The fee’s elimination by court order resolves that tension without requiring the administration to reverse itself politically — it can characterize the ruling as judicial overreach while the tech industry quietly returns to its prior H-1B sponsorship patterns.
| H-1B Visa Fee — Timeline and Current Status | Detail |
|---|---|
| Fee announced | Late April 2026 |
| Fee amount | $100,000 per new H-1B petition |
| Prior existing fees | $730–$4,800 per petition |
| Stated purpose | Reduce foreign worker competition with Americans |
| Projected annual revenue | $1.2 billion |
| Court ruling | Monday June 8 — Northern District of California |
| Legal basis for strike-down | Unlawful tax; APA violation; no Congressional authority |
| H-1B workers currently in US | 580,000+ |
| NFAP projected reduction from fee | -65% in first year |
| Duration fee was in effect | 47 days |
| Administration response | DHS strongly disagrees — reviewing appeal options |
| Stay requested | Not yet as of Tuesday morning |
| Cap on new H-1B visas annually | 85,000 (65K regular + 20K advanced degree) |
What a 65% Reduction in H-1B Approvals Would Have Meant
The H-1B program is not a simple economic input. It is the pipeline through which American research universities retain a significant portion of their STEM graduate students, through which American hospitals fill specialist physician and nursing shortfalls in underserved communities, and through which the technology industry accesses engineering talent for which the domestic supply pipeline remains chronically insufficient.
The Bureau of Labor Statistics projects a shortage of approximately 1.2 million software developers, data scientists, and related technology workers in the United States through 2030. American universities graduate approximately 400,000 students annually in computer science and related fields. The gap between domestic talent supply and employer demand in the technology sector has been a feature of the American labor market for 25 years. H-1B workers fill a material portion of that gap.
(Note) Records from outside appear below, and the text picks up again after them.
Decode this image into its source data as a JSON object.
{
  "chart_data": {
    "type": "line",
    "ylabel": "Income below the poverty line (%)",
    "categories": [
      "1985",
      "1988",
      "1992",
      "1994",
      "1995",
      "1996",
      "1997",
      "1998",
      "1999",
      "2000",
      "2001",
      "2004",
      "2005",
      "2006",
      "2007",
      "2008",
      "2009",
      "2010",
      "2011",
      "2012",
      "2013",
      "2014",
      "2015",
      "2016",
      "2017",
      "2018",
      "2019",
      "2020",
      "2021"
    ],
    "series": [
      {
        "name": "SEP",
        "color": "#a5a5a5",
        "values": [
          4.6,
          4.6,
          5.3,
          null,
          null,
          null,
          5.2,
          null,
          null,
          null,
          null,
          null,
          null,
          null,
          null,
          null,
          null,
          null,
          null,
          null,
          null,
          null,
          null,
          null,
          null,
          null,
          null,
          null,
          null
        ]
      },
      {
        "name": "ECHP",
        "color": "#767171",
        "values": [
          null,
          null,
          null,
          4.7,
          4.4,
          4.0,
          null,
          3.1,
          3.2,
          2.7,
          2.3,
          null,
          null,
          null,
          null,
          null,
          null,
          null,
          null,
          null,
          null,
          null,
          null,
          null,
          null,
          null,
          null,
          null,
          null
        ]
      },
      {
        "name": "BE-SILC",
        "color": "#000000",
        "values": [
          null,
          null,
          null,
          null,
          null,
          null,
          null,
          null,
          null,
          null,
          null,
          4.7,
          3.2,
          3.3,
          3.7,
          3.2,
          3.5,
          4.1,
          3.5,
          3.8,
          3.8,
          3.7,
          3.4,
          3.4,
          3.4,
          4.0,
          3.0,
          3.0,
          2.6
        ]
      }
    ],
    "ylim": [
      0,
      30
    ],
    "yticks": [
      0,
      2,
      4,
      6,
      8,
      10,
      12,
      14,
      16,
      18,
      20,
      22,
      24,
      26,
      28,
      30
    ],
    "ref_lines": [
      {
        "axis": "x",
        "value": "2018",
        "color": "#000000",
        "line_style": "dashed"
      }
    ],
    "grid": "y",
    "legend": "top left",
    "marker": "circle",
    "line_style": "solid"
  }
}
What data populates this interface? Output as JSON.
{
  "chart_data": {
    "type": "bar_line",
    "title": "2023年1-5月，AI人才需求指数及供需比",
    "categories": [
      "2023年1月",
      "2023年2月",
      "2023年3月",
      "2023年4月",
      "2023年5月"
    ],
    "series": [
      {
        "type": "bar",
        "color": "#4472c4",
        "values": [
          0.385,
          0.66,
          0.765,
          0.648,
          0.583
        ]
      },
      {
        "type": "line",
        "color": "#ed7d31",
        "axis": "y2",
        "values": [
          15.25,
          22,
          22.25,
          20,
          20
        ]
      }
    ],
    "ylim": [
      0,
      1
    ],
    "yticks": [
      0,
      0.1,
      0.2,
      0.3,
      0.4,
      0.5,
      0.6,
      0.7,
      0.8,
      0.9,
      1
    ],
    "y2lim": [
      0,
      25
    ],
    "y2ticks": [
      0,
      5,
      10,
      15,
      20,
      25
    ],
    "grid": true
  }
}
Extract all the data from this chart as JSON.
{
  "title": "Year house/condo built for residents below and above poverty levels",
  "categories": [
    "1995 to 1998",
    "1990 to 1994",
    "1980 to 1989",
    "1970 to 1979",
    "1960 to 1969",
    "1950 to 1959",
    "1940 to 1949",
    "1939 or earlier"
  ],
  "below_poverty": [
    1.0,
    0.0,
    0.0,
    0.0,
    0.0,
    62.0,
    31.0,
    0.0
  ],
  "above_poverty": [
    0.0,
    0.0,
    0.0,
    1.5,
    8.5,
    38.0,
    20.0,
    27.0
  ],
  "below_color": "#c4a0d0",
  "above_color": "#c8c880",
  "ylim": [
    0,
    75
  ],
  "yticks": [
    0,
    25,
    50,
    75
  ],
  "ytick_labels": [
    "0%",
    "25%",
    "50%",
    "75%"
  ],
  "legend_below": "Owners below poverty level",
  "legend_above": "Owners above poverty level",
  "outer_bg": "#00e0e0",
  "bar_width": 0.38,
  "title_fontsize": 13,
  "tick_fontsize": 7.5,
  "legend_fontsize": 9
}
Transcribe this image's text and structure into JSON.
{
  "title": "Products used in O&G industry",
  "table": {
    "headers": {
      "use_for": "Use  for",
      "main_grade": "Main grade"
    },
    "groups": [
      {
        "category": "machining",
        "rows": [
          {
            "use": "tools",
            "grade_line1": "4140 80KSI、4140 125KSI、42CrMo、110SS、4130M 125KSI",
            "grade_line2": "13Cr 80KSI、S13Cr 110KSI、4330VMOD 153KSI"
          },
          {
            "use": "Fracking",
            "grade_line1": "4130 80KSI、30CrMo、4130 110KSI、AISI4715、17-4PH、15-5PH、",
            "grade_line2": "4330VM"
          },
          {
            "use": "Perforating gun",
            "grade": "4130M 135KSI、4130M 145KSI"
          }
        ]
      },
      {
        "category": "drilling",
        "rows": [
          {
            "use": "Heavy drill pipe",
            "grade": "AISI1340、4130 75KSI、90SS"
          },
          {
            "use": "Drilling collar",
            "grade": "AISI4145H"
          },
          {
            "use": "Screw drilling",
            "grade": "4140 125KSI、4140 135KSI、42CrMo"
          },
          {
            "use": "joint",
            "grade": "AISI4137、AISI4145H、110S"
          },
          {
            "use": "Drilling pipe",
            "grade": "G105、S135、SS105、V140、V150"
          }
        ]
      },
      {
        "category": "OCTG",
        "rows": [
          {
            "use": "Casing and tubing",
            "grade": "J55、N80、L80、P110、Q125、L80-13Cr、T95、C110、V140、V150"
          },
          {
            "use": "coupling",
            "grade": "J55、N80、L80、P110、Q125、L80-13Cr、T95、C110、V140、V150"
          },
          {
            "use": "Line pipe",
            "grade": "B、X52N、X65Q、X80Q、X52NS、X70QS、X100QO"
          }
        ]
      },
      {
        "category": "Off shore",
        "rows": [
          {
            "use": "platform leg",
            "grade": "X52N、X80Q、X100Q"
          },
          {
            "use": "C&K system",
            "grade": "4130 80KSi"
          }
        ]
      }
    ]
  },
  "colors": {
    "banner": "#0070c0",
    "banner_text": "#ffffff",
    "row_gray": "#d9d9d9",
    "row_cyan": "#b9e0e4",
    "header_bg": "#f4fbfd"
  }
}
A 65% reduction in annual H-1B approvals would not have solved that gap by producing more American workers — the domestic pipeline cannot be expanded in 12 or 24 months regardless of immigration policy. It would have left the gap partially unfilled, redirected H-1B sponsorships toward larger companies with the resources to absorb the $100,000 fee, and — in the healthcare sector specifically — left rural and underserved hospitals without the specialist physicians they recruit through the H-1B program precisely because the domestic physician workforce does not distribute itself to those communities in sufficient numbers.
The court ruling stops that from happening. The appeal will test whether any version of a large H-1B deterrence fee can survive judicial review. Until that question is answered, the program operates under its pre-April cost structure. The 580,000 workers currently in H-1B status, and the employers who sponsor them, go back to operating under a system that — whatever its limitations — has been the framework for high-skilled immigration in America for three decades.